Terrell County attorney T. Gamble was the hearing officer and the tribunal was made up of current and former school administrators, including Scott Chestnutwood of Tifton, Wanda West of Macon and Jack Willis of Panama City Beach, Fla.
Chestnutwood is a retired superintendent of Tift County Schools. West is a member of the Bibb County Board of Education. Willis is a retired Wheeler County Elementary School principal.
Earlier in the morning session, Chris Cohilas, the attorney for Jennifer Smith of Martin Luther King Jr. Elementary and Alberta Wallace of Sherwood Acres, and the school system attorney Flin Coleman said they had reached the 60-day suspension without pay agreement, which now must be approved by the administrative tribunal.
"Undeniably there was organized cheating going on, and it was coming from administrators." Cohilas told the tribunal. "We (he and Wallace) talked long and hard about litigating before this tribunal, but the agreement is fair and we humbly ask that you accept it."
Later in the afternoon, Turner Elementary's Fatima Jackson, represented by Maurice King, and Lavonda Jolivette, represented by Herbert Benson, also agreed to identical 60-day suspensions without pay.
Coleman cited pressure for their to well on the tests was the incentive for most of the teachers. That brought a sharp response from tribunal member Jack Willis.
"Pressure is what teaching is all about," said Willis. "What kind of message are we sending to our children?'
All four teachers in Tuesday's session were accused of prompting students to change some answers - a violation of signed CRCT testing protocol - but were not accused of organized cheating.
The tribunal has to act within five days. At that point, their recommendation will go before the school board which will have the opportunity to accept or reject the recommendation.
All three of the tribunal members declined comment about the cases, with Willis adding he did not want his comments to possibly prejudice future appearances before the panel.

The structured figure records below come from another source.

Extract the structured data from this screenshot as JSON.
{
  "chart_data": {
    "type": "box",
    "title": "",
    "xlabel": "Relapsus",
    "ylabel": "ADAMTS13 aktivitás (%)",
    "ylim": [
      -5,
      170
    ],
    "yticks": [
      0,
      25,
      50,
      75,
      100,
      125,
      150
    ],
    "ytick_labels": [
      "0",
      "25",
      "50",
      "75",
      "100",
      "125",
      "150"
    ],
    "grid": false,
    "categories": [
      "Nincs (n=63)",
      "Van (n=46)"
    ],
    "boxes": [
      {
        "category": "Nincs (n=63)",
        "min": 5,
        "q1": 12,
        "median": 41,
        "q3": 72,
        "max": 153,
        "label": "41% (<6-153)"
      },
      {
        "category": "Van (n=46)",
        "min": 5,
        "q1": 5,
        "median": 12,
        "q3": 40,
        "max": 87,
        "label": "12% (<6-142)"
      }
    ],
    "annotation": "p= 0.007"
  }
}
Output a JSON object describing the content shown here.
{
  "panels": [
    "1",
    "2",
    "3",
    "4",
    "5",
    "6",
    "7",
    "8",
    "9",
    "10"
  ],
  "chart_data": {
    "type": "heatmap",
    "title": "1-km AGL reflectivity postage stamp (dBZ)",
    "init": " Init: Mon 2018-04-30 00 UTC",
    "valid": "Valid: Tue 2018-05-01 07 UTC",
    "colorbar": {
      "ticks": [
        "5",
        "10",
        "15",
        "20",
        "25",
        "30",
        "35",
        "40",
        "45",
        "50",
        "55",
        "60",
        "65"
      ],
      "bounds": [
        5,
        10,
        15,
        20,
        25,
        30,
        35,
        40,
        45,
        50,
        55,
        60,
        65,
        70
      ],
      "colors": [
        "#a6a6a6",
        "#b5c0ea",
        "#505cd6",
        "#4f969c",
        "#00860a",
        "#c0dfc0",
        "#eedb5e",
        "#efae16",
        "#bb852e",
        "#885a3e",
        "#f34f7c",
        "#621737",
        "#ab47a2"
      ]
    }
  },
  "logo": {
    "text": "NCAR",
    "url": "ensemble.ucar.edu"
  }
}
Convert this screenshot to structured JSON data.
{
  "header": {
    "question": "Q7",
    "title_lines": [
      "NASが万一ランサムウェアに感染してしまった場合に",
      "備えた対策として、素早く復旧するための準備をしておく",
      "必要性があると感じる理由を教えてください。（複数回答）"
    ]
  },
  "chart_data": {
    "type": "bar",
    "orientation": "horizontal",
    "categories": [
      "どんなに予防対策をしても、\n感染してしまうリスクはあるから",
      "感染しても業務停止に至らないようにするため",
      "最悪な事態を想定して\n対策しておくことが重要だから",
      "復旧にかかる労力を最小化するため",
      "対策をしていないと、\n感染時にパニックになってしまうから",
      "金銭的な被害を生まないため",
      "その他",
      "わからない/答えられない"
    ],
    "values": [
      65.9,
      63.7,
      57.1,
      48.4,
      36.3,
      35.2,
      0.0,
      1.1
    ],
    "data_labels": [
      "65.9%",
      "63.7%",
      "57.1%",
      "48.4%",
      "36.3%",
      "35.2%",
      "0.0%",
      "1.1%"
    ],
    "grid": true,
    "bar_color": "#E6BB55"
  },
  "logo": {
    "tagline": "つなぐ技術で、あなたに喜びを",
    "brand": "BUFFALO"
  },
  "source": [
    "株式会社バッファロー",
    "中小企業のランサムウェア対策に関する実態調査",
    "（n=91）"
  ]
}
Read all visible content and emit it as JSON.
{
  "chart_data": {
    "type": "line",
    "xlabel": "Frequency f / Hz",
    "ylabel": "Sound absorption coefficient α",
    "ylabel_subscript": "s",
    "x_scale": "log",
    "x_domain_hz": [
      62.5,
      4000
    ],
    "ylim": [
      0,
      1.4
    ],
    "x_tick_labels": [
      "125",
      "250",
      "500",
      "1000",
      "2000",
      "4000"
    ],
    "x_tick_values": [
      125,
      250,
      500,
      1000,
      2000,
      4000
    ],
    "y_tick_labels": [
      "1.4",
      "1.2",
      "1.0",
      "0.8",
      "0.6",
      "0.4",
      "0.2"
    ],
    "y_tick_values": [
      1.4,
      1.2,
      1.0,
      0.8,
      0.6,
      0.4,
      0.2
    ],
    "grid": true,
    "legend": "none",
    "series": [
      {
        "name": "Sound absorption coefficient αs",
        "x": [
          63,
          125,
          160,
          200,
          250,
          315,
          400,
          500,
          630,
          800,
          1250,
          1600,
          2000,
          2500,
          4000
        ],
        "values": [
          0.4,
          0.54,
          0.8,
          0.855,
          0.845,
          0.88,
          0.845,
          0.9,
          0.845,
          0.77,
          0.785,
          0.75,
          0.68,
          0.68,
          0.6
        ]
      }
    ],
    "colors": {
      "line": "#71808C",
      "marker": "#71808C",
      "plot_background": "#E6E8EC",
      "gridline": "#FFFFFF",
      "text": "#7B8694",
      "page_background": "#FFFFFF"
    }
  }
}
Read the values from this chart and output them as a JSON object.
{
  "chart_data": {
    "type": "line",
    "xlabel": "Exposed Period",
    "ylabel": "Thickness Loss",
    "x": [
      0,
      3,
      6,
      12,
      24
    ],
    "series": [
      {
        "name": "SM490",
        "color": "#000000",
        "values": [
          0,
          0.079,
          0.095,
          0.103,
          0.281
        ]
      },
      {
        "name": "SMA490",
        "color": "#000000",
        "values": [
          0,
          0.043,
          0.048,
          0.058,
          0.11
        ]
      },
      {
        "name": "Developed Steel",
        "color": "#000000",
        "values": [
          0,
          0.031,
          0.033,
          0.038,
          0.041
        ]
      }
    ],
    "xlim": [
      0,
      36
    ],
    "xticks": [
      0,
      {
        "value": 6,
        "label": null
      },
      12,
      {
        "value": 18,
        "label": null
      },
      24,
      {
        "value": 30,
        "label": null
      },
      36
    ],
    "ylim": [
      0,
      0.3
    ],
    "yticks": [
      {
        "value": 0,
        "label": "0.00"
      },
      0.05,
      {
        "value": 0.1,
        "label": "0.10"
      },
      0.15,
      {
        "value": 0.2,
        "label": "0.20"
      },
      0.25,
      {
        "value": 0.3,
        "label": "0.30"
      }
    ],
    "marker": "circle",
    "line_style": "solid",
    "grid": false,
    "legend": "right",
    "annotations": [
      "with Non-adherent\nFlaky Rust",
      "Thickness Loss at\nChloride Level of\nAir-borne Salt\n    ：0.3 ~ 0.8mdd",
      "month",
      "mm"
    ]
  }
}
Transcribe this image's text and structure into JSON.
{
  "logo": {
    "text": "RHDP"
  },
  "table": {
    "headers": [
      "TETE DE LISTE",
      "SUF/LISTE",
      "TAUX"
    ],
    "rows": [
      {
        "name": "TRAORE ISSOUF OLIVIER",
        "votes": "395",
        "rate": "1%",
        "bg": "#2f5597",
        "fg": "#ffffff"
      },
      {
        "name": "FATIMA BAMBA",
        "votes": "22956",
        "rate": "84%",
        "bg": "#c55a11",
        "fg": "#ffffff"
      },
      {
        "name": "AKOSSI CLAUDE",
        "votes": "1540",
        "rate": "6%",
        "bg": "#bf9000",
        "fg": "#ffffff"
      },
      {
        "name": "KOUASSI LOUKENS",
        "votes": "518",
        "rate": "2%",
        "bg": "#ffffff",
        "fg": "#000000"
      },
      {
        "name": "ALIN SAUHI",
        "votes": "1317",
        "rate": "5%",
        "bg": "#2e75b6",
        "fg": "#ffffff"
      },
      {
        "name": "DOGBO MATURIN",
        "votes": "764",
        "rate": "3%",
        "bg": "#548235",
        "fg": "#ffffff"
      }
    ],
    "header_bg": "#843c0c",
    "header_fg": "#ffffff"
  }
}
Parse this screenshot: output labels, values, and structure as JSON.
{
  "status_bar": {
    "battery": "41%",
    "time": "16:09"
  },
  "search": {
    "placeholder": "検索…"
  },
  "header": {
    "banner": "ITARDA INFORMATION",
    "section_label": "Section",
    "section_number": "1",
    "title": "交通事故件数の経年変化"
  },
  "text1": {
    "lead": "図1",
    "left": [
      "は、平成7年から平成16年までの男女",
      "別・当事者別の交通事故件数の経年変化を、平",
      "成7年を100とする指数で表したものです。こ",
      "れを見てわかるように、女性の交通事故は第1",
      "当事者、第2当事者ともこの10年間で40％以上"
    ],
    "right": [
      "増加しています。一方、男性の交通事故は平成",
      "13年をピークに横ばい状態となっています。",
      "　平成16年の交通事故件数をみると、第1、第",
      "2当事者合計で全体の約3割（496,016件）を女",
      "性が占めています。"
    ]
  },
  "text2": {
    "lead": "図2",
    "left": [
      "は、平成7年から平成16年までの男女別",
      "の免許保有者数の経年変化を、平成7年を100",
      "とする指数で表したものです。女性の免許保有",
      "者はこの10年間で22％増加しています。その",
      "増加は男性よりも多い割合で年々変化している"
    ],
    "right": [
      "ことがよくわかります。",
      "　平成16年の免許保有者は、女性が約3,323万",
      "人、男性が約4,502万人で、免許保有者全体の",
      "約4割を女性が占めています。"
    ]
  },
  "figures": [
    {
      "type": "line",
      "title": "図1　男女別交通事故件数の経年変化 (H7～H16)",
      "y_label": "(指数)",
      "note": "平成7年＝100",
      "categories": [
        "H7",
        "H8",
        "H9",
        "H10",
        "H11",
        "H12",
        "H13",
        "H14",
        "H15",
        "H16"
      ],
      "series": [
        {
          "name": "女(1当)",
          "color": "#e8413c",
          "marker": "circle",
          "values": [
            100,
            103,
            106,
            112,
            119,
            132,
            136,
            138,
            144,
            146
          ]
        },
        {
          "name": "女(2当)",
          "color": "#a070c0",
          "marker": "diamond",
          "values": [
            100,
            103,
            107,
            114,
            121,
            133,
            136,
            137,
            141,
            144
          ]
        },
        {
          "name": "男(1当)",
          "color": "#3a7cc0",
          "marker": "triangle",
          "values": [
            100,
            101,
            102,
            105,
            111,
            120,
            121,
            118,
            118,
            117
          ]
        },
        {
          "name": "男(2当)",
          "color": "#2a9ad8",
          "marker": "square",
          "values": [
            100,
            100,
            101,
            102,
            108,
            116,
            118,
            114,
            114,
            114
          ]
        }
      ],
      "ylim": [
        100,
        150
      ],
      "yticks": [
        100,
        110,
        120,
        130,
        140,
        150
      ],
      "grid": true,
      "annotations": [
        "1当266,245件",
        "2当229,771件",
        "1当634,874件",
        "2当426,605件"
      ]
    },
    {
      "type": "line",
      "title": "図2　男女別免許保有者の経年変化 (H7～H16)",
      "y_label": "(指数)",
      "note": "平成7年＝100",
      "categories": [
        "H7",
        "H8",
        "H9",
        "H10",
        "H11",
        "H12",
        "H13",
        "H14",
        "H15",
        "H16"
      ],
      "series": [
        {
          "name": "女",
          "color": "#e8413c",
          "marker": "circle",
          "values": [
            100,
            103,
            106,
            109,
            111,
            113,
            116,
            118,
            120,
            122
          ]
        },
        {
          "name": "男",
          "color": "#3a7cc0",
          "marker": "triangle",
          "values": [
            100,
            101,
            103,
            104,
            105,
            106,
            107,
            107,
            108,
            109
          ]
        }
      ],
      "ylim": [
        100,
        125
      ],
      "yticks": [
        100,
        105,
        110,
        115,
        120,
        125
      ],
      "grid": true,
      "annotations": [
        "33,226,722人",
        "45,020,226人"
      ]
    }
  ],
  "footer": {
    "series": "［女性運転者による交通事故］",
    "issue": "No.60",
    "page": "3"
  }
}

The appearance of the four teachers on Tuesday leaves 15 DCSS educators remaining to appear before the tribunals.
In December, an investigative team consisting of former Georgia Attorney General Mike Bowers, former DeKalb County District Attorney Robert Wilson, former Atlanta police detective Richard Hyde and Georgia Bureau of Investigation agents completed a four-month probe into alleged CRCT in the system’s 16 elementary schools.
The resulting 293-page report cited a “failure of leadership at all levels, including the Board of Education, contributed to cheating in DCSS.”
The report named 49 system teachers and administrators. Over the past few months, some of the teachers and principals resigned or retired, some were were fired and some were no longer in the system.
The BOE reassigned 12 teachers to the Isabella Complex and removed three principals to the Exceptional Students Program.
Those teachers and administrators were among 24 whose contracts were not renewed by the system in mid June.
In late June, five teachers who had been cited in the state investigators’ report were rehired by the board, while two paraprofessionals were terminated. At that time DCSS Attorney Tommy Coleman said in those five cases the school system couldn’t find evidence to corroborate the state report.